The Oatmeal Advantage


          1.It lowers bad cholesterol. The most well-documented benefit of oatmeal on heart health is its effectiveness in lowering low density lipoprotein (LDL or bad cholesterol). Soluble fiber, which can be found in oats, barley, fruits high in pectin like guavas and strawberry, legumes, and psyllium, has been found to be effective in lowering cholesterol.
            In two studies published in the Journal of American Medical Association, it was determined that 1/2 servings or 1/2 cups of cooked oatmeal is an appropriate daily target to reduce cholesterol. Real life situations have also proven oatmeal's cholesterol-lowering benefit. One hundred people from Colorado, USA, did just this by taking the oatmeal challenge. During the 30-day program, the participants volunteered to eat a bowl of oatmeal daily. After 30 days 98 percent of the participants had lowered their cholesterol level, with an average of 25 mg/dl. Those who stayed with the challenge had at least five to six percent reduction in cholesterol levels. By doing so, they have reduced their risk of heart attack by 10-12 percent.
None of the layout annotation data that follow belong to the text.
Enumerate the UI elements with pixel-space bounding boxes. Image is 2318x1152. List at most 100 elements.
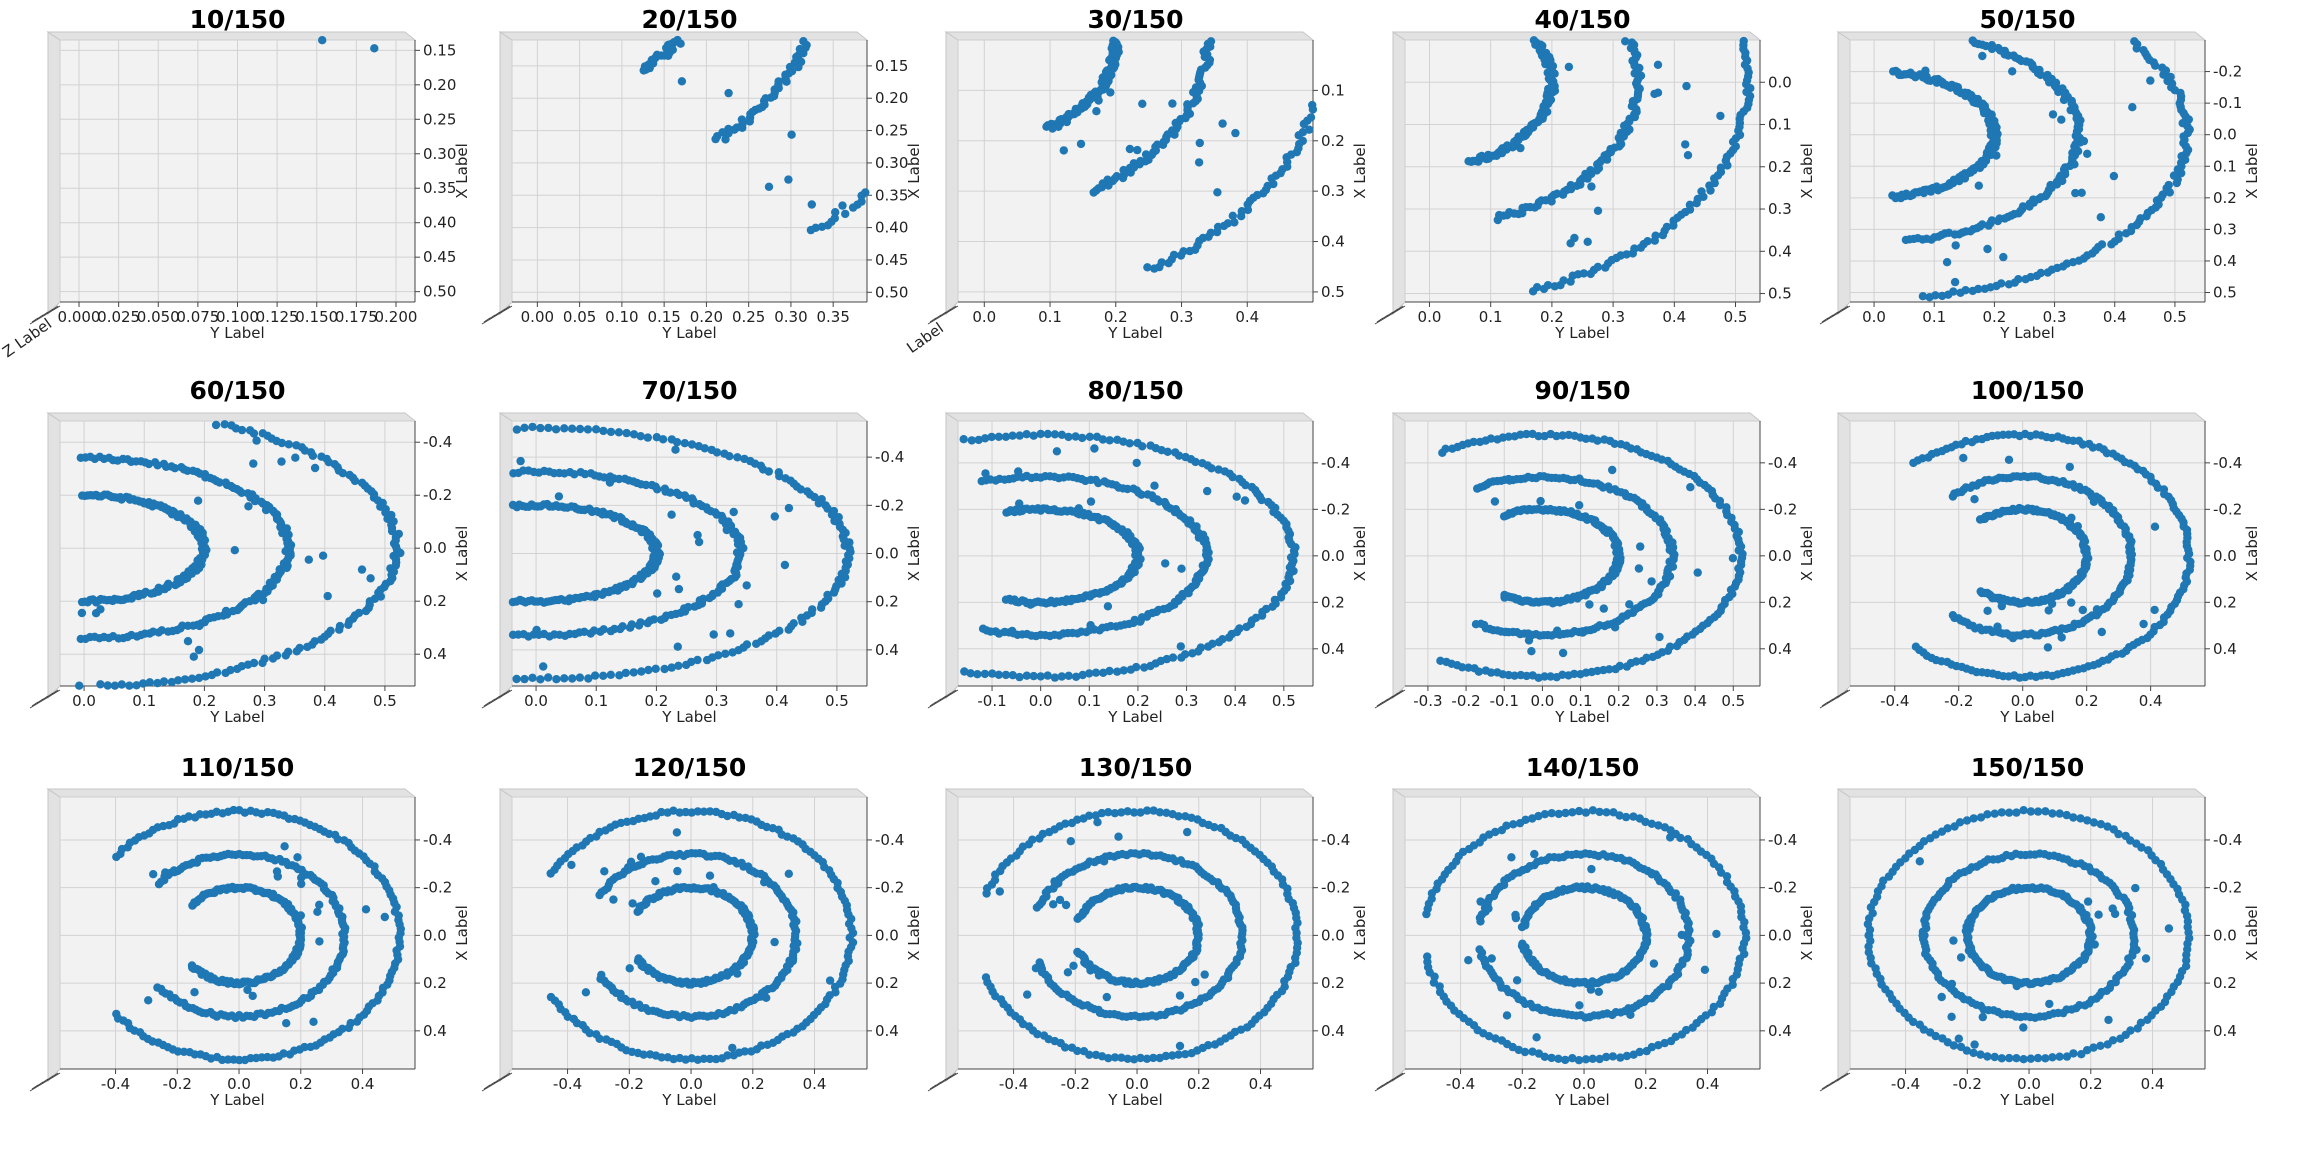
scatter-point	[250, 496, 260, 506]
scatter-point	[167, 677, 176, 687]
x-tick-label: 0.0	[1862, 308, 1886, 326]
x-tick-label: -0.1	[977, 692, 1006, 710]
scatter-point	[96, 680, 105, 689]
y-tick-label: 0.50	[423, 283, 456, 301]
scatter-point	[840, 573, 850, 582]
scatter-point	[1125, 144, 1135, 154]
scatter-point	[814, 499, 823, 508]
side-pane	[945, 31, 959, 316]
scatter-point	[1636, 542, 1645, 551]
scatter-point	[1008, 626, 1017, 636]
scatter-point	[187, 961, 197, 970]
scatter-point	[974, 435, 983, 445]
scatter-point	[532, 625, 541, 635]
panel-12: -0.4 -0.2 0.0 0.2 0.4-0.4-0.20.00.20.4120/15…	[481, 753, 923, 1109]
scatter-point	[1650, 236, 1660, 245]
scatter-point	[1085, 432, 1095, 441]
x-tick-label: 0.0	[524, 692, 548, 710]
scatter-point	[1308, 105, 1318, 114]
y-tick-label: -0.2	[2213, 500, 2242, 518]
scatter-point	[838, 201, 847, 210]
scatter-point	[700, 444, 709, 453]
y-tick-label: 0.4	[1321, 640, 1345, 658]
scatter-point	[1237, 212, 1246, 221]
scatter-point	[653, 485, 662, 494]
x-tick-label: 0.075	[176, 308, 219, 326]
scatter-point	[536, 423, 545, 433]
scatter-point	[606, 427, 616, 437]
x-tick-label: 0.2	[1540, 308, 1564, 326]
x-axis-label: Y Label	[209, 1091, 264, 1109]
x-tick-label: 0.2	[644, 692, 668, 710]
scatter-point	[1921, 66, 1930, 75]
scatter-point	[1176, 642, 1186, 651]
x-axis-label: Y Label	[1107, 324, 1162, 342]
scatter-point	[1586, 269, 1595, 279]
scatter-point	[1194, 158, 1204, 167]
scatter-point	[1650, 89, 1659, 99]
scatter-point	[2151, 61, 2160, 70]
scatter-point	[614, 474, 624, 484]
scatter-point	[1150, 264, 1159, 273]
scatter-point	[1135, 617, 1145, 626]
scatter-point	[277, 438, 287, 448]
scatter-point	[1983, 244, 1992, 254]
scatter-point	[978, 624, 988, 633]
scatter-point	[2004, 280, 2014, 289]
scatter-point	[988, 669, 997, 678]
scatter-point	[682, 660, 691, 670]
y-tick-label: 0.3	[1321, 182, 1345, 200]
scatter-point	[721, 135, 730, 144]
scatter-point	[606, 626, 616, 636]
scatter-point	[2139, 619, 2148, 629]
scatter-point	[207, 670, 217, 680]
y-tick-label: 0.5	[1768, 285, 1792, 303]
scatter-point	[560, 674, 569, 683]
x-tick-label: 0.1	[584, 692, 608, 710]
scatter-point	[2078, 605, 2087, 615]
y-tick-label: 0.0	[423, 539, 447, 557]
scatter-point	[636, 852, 646, 861]
scatter-point	[169, 866, 179, 875]
scatter-point	[125, 681, 134, 690]
scatter-point	[784, 503, 794, 513]
scatter-point	[1191, 457, 1200, 467]
scatter-point	[215, 478, 224, 487]
x-tick-label: 0.2	[1104, 308, 1128, 326]
scatter-point	[304, 555, 313, 564]
x-tick-label: 0.4	[1223, 692, 1247, 710]
x-tick-label: 0.1	[1077, 692, 1101, 710]
scatter-point	[1610, 623, 1620, 632]
y-tick-label: 0.4	[2213, 252, 2237, 270]
scatter-point	[1126, 168, 1135, 177]
scatter-point	[1094, 96, 1103, 105]
y-tick-label: -0.4	[875, 831, 904, 849]
scatter-point	[560, 424, 569, 433]
scatter-point	[641, 480, 651, 490]
x-tick-label: 0.4	[313, 692, 337, 710]
y-tick-label: -0.4	[875, 448, 904, 466]
scatter-point	[567, 860, 576, 870]
scatter-point	[742, 581, 751, 590]
scatter-point	[237, 488, 246, 497]
x-tick-label: 0.2	[741, 1075, 765, 1093]
scatter-points	[318, 36, 379, 53]
scatter-point	[636, 432, 645, 441]
scatter-point	[1505, 476, 1514, 485]
scatter-point	[370, 44, 379, 53]
scatter-point	[173, 676, 183, 685]
x-tick-label: 0.1	[1479, 308, 1503, 326]
y-tick-label: 0.2	[2213, 593, 2237, 611]
y-tick-label: 0.1	[1321, 81, 1345, 99]
scatter-point	[771, 629, 780, 638]
scatter-point	[1164, 259, 1173, 268]
scatter-point	[1539, 284, 1549, 294]
scatter-point	[2096, 213, 2105, 222]
panel-title: 80/150	[1087, 376, 1183, 405]
scatter-point	[2132, 44, 2141, 53]
scatter-point	[1228, 472, 1237, 482]
top-pane	[498, 412, 869, 422]
scatter-point	[823, 504, 832, 513]
scatter-point	[211, 420, 221, 430]
scatter-point	[625, 964, 634, 973]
           2. Oats lower blood pressure. Since the late 1970s, more than 20 studies have been done to examine the relationship between dietary fiber and blood pressure. Overall blood pressure was significantly reduced regardless of age, weight, or other factors. The reduction was the response to the increase of soluble fiber intake.
              Study made among hypertensive patients who ate oatmeal daily demonstrated a significant decrease in systolic pressure (8 mg/hg) and a close to significant decrease in diastolic pressure (3 mg/hg).

          3. Oats may improve insulin sensitivity. Recent research suggests that soluble fiber may improve insulin sensitivity.

          4. Oats may help control appetite. The soluble fiber in oats and oat bran absorbs a considerable amount of water significantly slowing the digestive process resulting to feeling full longer. Clinical studies evaluating this dietary fiber since the 60s support the soluble fiber sources and effective aids in enhancing satiety.

HOW TO COOK AN OATMEAL


You will need:


4      cups water
1       teaspoon salt
1       cup oatmeal
         sugar (optional)
         nonfat milk (optional)

Here's how:


1. Add salt and oatmeal to boiling water, stirring constantly.

2. Boil for 5-10 minutes. Set aside. The mixture may look watery at first, but will soon get to its right consistency.

3. Add sugar and/or milk as desired.